The European Union law, called the General Data Protection Regulation (GDPR), is the biggest overhaul of online privacy since the birth of the internet, giving Europeans the right to know what data is stored on them and the right to have it deleted.
Online data privacy is important and contextual across borders and different cultures, Nielsen said during a keynote appearance at the RSA cyber security conference in San Francisco.
But “what we don’t want are the unintended consequences of preventing the research community to be able to give us a heads up on (cyber) threats that are coming our way,” she said.

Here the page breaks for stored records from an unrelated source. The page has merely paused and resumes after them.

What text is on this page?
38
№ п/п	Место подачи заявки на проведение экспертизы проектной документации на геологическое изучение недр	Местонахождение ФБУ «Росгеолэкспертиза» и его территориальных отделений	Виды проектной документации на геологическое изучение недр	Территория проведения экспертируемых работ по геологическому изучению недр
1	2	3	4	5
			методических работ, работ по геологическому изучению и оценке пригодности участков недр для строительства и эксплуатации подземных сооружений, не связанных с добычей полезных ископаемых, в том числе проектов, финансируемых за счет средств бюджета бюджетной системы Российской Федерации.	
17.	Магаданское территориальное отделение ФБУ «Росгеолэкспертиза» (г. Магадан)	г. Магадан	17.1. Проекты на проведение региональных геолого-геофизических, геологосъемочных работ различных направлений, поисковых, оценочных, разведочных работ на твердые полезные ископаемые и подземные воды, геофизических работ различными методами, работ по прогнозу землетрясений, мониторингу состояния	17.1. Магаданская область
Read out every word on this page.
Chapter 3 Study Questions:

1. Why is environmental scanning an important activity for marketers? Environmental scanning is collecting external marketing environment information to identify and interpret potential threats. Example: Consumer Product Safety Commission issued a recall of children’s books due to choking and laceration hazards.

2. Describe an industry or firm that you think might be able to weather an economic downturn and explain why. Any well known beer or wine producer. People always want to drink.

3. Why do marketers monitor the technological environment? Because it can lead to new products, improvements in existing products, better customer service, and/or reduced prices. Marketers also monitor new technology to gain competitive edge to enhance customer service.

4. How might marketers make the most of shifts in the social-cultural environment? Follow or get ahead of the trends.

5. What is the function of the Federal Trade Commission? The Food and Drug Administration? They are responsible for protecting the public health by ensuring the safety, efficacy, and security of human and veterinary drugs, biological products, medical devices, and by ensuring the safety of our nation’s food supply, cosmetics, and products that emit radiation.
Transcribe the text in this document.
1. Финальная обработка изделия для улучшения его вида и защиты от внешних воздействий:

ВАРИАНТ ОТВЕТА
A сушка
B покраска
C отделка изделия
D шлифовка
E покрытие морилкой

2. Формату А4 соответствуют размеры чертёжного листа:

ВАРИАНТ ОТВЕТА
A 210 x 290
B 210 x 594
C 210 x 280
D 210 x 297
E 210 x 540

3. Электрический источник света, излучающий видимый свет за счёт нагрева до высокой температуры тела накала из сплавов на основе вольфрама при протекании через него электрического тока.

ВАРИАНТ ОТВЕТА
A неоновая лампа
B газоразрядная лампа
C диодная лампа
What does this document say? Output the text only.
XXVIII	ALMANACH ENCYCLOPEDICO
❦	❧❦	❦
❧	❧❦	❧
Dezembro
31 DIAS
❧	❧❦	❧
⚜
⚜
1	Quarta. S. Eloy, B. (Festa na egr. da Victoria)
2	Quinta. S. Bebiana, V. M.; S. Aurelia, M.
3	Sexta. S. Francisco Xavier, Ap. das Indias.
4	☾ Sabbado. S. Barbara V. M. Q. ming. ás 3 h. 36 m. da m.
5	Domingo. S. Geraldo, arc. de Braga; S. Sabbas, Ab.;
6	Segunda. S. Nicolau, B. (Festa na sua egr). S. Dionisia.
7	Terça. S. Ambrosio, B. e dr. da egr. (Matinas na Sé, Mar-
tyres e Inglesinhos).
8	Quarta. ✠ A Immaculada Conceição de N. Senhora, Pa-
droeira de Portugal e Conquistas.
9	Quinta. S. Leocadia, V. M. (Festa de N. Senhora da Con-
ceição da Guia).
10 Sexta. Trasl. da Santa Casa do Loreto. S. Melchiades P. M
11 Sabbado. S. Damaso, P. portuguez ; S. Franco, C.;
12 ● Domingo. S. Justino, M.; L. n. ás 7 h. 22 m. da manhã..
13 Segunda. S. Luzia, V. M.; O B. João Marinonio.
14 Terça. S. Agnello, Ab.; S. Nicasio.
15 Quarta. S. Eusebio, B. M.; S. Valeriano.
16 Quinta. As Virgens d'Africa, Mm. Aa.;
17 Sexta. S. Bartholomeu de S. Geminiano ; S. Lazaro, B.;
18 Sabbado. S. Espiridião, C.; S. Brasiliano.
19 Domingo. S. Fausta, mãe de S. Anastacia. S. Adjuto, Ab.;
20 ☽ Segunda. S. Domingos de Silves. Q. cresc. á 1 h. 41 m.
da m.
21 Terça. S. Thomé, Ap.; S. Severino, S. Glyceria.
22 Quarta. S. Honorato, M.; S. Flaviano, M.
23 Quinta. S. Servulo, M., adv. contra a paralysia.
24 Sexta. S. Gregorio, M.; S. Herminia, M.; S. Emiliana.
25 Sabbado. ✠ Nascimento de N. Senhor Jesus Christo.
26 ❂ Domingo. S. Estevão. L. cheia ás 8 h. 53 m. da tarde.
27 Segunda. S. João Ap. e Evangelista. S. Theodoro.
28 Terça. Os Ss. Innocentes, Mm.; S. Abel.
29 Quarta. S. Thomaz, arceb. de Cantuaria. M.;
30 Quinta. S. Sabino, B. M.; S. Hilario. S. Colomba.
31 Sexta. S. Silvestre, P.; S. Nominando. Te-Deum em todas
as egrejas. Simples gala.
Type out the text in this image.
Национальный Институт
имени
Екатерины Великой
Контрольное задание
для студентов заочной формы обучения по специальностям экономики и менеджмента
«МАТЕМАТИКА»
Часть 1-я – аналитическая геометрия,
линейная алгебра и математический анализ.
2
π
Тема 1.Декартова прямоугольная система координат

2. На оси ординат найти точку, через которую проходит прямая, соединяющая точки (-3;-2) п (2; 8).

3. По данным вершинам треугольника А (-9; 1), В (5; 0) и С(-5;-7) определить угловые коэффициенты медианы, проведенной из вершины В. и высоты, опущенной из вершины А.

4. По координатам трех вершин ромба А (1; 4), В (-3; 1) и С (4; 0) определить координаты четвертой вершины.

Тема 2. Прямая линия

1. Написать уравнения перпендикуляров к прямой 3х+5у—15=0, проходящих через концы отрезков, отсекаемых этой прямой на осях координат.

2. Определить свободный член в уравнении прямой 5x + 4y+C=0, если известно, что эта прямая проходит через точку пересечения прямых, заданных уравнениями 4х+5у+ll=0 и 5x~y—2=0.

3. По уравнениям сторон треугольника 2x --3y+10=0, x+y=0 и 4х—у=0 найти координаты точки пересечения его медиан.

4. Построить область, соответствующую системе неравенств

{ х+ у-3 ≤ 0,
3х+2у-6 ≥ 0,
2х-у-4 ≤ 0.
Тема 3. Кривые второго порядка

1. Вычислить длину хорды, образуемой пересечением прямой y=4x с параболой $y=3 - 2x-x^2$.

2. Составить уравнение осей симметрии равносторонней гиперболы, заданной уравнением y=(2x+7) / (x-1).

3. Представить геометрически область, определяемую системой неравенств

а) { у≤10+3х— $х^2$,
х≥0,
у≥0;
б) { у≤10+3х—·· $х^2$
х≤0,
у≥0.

“In other words, through trying to protect a citizen’s privacy we eliminate the ability of many of the vendors and researchers who otherwise have access to data to see the trends in attacks,” Nielsen said.
While some U.S. officials have in recent months raised concerns publicly about the European law, Nielsen is the most senior Trump administration official yet to do so.
Her remarks suggest that any attempts by the U.S. Congress to legislate comprehensive privacy protections would face hurdles from the Trump administration.
Calls for new digital privacy rights in American law have increased after disclosures that the political consultancy Cambridge Analytica obtained data on more than 87 million Facebook users from quizzes that were supposed to be for academic research.
Among the Trump administration’s concerns are limitations the law seeks to impose on accessing data about website registrations that can often offer clues for investigators pursuing cyber criminals.
The strong limits on what can be done with data on users are a source of concern for security professionals in government, internet companies and outside forensics and investigations providers.
As things stand, many European uses and others who sign on to online services housed within the region would not be giving companies explicit permission to use their data in probes of fraud or other criminal activity, security experts told Reuters this week.
Unless the GDPR is amended, companies and outside investigators will lose access to material that many users have not realized they were giving up.
The experts said that they were working on ways to recover access to some of that material, which they declined to detail. The most straightforward would be an explicit declaration when users join what data could be used as evidence against people that harm them or against the users themselves.
On Monday, White House cyber coordinator Rob Joyce on Twitter said that GDPR would “undercut a key tool for identifying malicious domains on the internet.”
He added: “Cyber criminals are celebrating GDPR.”
Joyce said at a conference last month that U.S. officials were trying to persuade European regulators to allow a carve out in the law for security researchers to continue collecting data pertinent to data breaches or other cyber crime investigations.